No sabremos de qué nostalgia habla. Pero dice de alguna nostalgia
de un lobo que es lobo y es abuela. Y que no necesita palabras.
En el borde de un oscuro escenario, en una ciudad que hiede,
las mujeres realizan el sueño banal de la inocencia desnudas
y vestidas siempre de rojo, como capullos bastardos,
con vulgar lingerie de sex-shop. Y aun así aúllan débilmente,
como nenas con máscaras de lobos, en el sometimiento
a un lobo que no es feroz, sino un idiota.
Escila y Caribdis
‘l vivo spirto de la morta spoglia
Ariosto
Me acostumbré a hablar de una manera estúpida,
con grandes palabras disfrazadas de ingenuidad,
junto al humo de los escapes, cerca del ruido
de los autos, frente a televisores y anuncios
luminosos, bajo los arcos voltaicos de una idea
no suficientemente creída, no lo bastante acunada.

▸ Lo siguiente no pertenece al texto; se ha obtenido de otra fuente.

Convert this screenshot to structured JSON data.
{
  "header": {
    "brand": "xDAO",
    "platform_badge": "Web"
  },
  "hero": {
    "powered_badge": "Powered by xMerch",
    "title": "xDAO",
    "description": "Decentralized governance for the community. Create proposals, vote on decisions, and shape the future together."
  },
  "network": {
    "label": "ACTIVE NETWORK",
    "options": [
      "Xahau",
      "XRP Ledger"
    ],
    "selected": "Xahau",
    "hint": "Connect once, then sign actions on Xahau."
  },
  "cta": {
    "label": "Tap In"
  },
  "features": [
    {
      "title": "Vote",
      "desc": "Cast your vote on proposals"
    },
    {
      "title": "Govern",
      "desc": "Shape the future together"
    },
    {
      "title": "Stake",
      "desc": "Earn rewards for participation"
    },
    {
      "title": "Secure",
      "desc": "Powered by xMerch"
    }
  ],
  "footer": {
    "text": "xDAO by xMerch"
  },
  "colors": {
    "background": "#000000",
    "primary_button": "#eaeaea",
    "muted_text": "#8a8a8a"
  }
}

Una vez que se ve que la partícula va de un polo
al otro, y genera un chisporroteo alegre y poco
material, de nada nos sirve volver a los libros:
el tiempo cesó allí. Está aquí, y somos sucesivos,
somos menos que nuestras partículas y apenas más
que nuestro pensamiento. Por eso es imposible hablar
de los cuerpos sin reducirlos a ese ciego chisporroteo
sin Dios, a ese atrayente juego retórico
de las partículas que no van y vienen, sino que están
y no están en un extremo y en el otro del arco.
¿Pero es que no hay logos en el cuerpo?
Hay una potencia excepcional de logos, de pensamiento.
Hay toda una potencia que a veces explota en miedo,
en la terrible desazón de las terrazas,
en el espectáculo del dolor.
Pero es también espectáculo y debés retroceder.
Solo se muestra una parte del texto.